X-ray Standing Waves and Surface EXAFS Studies of Electrochemical Interfaces

Abstract

Because of their penetrative power, X-rays are ideally suited for in-situ studies of interfaces in general and solid/liquid interfaces in particular. The recent advent of powerful X-ray synchrotron sources has made experiments of this type feasible. Synchrotron sources offer a broad spectral range of polarized, highly collimated X-rays with intensities that are 10{sup 3}-10{sup 6} higher than those of conventional sources. Moreover, third-generation synchrotron sources, with their projected increase in brightness on the order of 10{sup 4}, will allow for new types of experiments, including the study of dynamic processes in real time.
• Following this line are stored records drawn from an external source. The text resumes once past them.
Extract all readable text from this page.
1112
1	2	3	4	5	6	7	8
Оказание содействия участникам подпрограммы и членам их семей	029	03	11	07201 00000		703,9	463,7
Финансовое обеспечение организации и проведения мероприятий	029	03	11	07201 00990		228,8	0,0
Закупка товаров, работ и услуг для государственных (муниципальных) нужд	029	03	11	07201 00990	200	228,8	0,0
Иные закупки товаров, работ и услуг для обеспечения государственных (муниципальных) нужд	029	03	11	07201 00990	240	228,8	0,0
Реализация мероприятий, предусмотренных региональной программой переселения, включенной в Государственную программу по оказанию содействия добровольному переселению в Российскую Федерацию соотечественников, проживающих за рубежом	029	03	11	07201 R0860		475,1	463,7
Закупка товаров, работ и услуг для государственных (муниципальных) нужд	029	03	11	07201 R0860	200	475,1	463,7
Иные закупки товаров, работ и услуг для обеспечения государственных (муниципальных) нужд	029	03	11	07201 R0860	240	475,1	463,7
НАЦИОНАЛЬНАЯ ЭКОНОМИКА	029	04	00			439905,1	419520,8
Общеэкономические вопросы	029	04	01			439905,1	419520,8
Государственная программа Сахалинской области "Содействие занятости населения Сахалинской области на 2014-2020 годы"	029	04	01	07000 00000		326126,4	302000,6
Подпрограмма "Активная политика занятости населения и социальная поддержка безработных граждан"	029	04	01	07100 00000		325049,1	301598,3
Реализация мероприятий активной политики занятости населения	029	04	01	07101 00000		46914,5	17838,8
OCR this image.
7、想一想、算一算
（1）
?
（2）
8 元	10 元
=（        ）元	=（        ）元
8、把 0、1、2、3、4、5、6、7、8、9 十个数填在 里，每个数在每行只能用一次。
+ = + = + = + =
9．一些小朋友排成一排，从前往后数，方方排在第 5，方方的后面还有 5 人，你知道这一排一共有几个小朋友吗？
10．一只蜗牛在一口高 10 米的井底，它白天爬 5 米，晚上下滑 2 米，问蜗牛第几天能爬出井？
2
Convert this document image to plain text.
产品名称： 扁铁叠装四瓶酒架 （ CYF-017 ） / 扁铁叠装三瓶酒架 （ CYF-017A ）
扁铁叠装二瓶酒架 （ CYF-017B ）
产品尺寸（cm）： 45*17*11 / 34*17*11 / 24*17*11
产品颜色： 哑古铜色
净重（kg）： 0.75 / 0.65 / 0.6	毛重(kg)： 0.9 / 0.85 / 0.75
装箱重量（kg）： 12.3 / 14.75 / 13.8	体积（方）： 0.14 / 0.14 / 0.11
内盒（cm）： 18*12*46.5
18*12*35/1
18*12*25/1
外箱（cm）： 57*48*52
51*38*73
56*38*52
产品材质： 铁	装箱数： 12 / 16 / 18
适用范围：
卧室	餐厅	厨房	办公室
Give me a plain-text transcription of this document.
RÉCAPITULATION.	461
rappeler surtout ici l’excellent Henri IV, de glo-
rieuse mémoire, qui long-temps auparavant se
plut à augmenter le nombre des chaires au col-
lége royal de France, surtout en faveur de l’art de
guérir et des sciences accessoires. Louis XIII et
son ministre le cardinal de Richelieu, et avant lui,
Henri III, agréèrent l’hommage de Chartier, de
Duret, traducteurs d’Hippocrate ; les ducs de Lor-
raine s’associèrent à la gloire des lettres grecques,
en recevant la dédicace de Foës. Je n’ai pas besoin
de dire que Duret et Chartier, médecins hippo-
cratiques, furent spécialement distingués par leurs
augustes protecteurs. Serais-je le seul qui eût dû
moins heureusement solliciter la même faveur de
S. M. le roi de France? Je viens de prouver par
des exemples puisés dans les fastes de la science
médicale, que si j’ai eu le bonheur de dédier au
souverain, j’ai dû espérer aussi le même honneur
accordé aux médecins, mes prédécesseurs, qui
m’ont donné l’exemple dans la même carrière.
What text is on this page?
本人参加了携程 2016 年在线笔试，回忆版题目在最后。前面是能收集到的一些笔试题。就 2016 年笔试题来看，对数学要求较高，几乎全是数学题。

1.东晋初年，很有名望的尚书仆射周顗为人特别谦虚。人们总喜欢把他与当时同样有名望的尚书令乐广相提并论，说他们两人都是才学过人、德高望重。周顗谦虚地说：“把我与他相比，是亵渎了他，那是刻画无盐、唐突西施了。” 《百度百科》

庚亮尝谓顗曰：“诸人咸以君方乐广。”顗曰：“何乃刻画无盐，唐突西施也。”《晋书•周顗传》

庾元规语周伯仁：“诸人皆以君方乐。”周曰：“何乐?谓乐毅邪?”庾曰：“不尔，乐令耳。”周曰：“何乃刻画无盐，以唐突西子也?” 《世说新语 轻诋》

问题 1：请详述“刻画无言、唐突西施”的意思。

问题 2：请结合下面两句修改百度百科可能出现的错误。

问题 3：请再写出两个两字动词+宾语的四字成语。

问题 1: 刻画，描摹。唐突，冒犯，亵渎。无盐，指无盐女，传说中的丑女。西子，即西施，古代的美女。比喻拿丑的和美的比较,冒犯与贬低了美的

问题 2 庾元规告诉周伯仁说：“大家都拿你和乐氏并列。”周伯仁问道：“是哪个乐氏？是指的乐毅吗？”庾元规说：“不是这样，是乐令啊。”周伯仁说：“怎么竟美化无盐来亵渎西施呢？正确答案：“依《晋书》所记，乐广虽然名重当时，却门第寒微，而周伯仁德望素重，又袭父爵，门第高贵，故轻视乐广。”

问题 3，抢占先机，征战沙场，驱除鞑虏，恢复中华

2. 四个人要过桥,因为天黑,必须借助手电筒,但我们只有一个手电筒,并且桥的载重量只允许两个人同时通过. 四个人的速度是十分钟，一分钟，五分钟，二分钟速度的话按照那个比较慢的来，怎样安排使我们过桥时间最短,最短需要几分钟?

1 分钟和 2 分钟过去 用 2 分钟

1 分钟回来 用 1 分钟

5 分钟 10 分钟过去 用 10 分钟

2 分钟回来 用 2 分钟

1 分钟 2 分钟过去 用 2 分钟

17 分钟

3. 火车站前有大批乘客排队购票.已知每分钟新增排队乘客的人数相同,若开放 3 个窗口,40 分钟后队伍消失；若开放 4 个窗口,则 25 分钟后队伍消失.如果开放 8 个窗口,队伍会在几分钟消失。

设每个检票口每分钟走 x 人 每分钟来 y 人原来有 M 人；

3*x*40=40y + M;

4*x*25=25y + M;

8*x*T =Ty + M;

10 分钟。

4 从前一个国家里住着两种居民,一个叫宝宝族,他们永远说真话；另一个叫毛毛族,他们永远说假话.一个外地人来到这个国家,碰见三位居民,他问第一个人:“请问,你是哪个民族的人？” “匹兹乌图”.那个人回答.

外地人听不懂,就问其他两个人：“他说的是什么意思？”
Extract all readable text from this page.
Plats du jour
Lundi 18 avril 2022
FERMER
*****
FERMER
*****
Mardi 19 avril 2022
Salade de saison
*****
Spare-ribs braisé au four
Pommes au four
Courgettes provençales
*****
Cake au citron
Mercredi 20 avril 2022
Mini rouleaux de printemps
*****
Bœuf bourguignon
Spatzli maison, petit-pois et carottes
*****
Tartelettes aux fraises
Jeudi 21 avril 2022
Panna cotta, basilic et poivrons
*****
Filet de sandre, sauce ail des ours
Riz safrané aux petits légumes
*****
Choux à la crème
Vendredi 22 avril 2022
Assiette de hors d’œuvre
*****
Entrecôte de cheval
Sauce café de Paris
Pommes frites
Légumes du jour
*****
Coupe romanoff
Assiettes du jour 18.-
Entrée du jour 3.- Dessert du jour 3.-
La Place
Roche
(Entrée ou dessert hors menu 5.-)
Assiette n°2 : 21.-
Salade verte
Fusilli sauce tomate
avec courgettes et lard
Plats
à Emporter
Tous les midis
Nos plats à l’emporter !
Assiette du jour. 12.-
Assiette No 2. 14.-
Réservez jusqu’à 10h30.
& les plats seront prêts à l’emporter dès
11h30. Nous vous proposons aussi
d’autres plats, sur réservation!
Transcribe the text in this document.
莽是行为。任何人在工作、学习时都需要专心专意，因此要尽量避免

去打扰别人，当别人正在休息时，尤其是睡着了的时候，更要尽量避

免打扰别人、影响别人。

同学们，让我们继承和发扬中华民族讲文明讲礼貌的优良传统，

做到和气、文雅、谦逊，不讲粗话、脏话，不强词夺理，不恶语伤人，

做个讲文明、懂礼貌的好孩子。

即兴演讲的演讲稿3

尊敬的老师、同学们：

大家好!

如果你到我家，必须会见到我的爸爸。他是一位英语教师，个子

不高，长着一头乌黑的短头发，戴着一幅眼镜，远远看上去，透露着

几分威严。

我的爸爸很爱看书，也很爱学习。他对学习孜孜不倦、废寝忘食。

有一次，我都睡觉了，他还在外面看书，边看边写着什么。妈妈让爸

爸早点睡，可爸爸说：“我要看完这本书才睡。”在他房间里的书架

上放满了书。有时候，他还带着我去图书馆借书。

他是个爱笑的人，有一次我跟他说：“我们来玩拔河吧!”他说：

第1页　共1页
There are a number of X-ray-based surface-sensitive techniques that can be employed in the study of solid/liquid interfaces, including surface EXAFS, X-ray standing waves (XSW), grazing incidence X-ray diffraction (GIXD), and others. In this Account the authors focus on the use of XSW and surface EXAFS. The authors begin with a brief theoretical description followed by experimental aspects of these techniques. The authors then discuss specific examples with emphasis on the underpotential deposition of copper on platinum in the presence and absence of coadsorbates, the potential dependent distribution of interfacial species, and potential dependent structural changes of a redox-active self-assembling monolayer. 33 refs., 7 figs.